O Governo do Estado publicou, nesta quarta-feira (18), o decreto que nomeia mais 1,1 mil professores para atuarem na rede estadual de ensino do Paraná a partir de 2025. Além disso, a Secretaria de Estado de Educação e a Secretaria da Administração e da Previdência formalizaram a progressão na carreira de cerca de 10 mil professores do Quatro Próprio do Magistério.

“Chegamos em 2024 mais uma vez ao topo da educação com o resultado do Ideb e ainda temos muitos desafios pela frente. Com esses avanços, já estamos organizando o ano letivo de 2025”, disse o governador Carlos Massa Ratinho Junior.

“São grandes conquistas para a educação do Paraná. Por um lado, estamos reforçando o quadro, depois de dez anos de espera por este concurso.

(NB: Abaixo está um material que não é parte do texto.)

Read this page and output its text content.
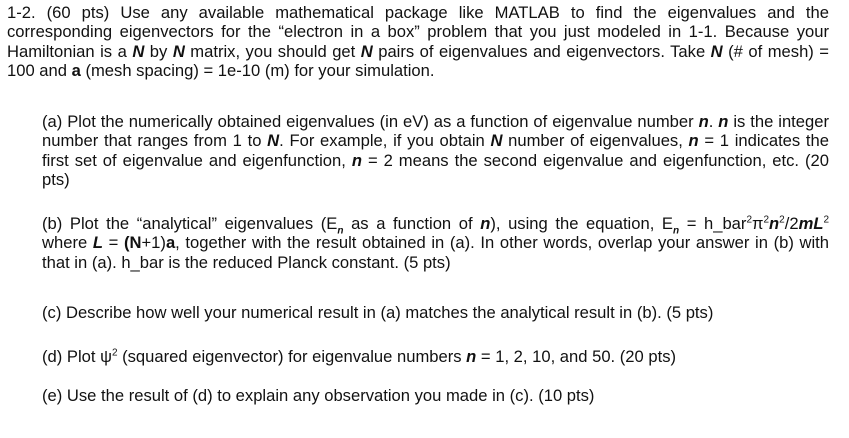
1-2. (60 pts) Use any available mathematical package like MATLAB to find the eigenvalues and the corresponding eigenvectors for the “electron in a box” problem that you just modeled in 1-1. Because your Hamiltonian is a N by N matrix, you should get N pairs of eigenvalues and eigenvectors. Take N (# of mesh) = 100 and a (mesh spacing) = 1e-10 (m) for your simulation.

(a) Plot the numerically obtained eigenvalues (in eV) as a function of eigenvalue number n. n is the integer number that ranges from 1 to N. For example, if you obtain N number of eigenvalues, n = 1 indicates the first set of eigenvalue and eigenfunction, n = 2 means the second eigenvalue and eigenfunction, etc. (20 pts)

(b) Plot the “analytical” eigenvalues ($E_n$ as a function of n), using the equation, $E_n$ = $h\_bar^2\pi^2n^2/2mL^2$ where L = (N+1)a, together with the result obtained in (a). In other words, overlap your answer in (b) with that in (a). h_bar is the reduced Planck constant. (5 pts)

(c) Describe how well your numerical result in (a) matches the analytical result in (b). (5 pts)

(d) Plot $\psi^2$ (squared eigenvector) for eigenvalue numbers n = 1, 2, 10, and 50. (20 pts)

(e) Use the result of (d) to explain any observation you made in (c). (10 pts)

Por outro lado, reconhecemos o trabalho feito pelos professores das nossas escolas, que conseguiram mais uma vez fazer do Paraná a melhor educação do Brasil”, afirmou o secretário de Educação, Roni Miranda.

Nova nomeação

Os 1,1 mil professores recém-nomeados integram um grupo de mais de 3,4 mil profissionais convocados para atuar nos colégios da rede estadual de ensino de todos os núcleos regionais do Paraná. Os primeiros 1,2 mil nomeados tomaram posse em janeiro de 2024 e outros 1,1 mil tiveram os decretos de nomeação publicados em maio.

Os nomeados estão entre os candidatos mais bem classificados no concurso público promovido pela Seed em junho de 2023, que teve como objetivo aumentar a oferta de docentes para atender às mais de duas mil escolas estaduais do Paraná.

Os novos professores atuarão em disciplinas como Matemática, Língua Portuguesa, Ciências, História e Química, entre outras, com carga horária de 20 a 40 horas semanais, dependendo da aprovação em um ou dois cargos.

Progressão

A outra medida beneficia diretamente cerca de 10 mil professores da rede estadual. A progressão de carreira permitirá que esses docentes avancem para uma referência superior dentro da mesma classe, conforme o plano de carreira do magistério. A mudança será incluída na folha de pagamento a partir de janeiro de 2025.

O avanço na carreira considera critérios técnicos, como avaliação de desempenho e participação em cursos de formação. Avaliações realizadas semestralmente pelas escolas analisam aspectos como assiduidade, pontualidade e participação dos professores. Já a realização de cursos possibilita um avanço maior: o professor pode subir duas classes ao acumular 30 pontos, sendo 15 pontos necessários para cada classe.

Para atingir os 15 pontos por classe, o docente deve obrigatoriamente acumular 12 pontos em cursos ofertados pela secretaria, podendo optar por completar os 3 pontos restantes com formações externas ou com outros cursos da própria Secretaria. Esse modelo valoriza tanto o desempenho no ambiente escolar quanto o compromisso com o aperfeiçoamento profissional, contribuindo para uma educação pública de maior qualidade.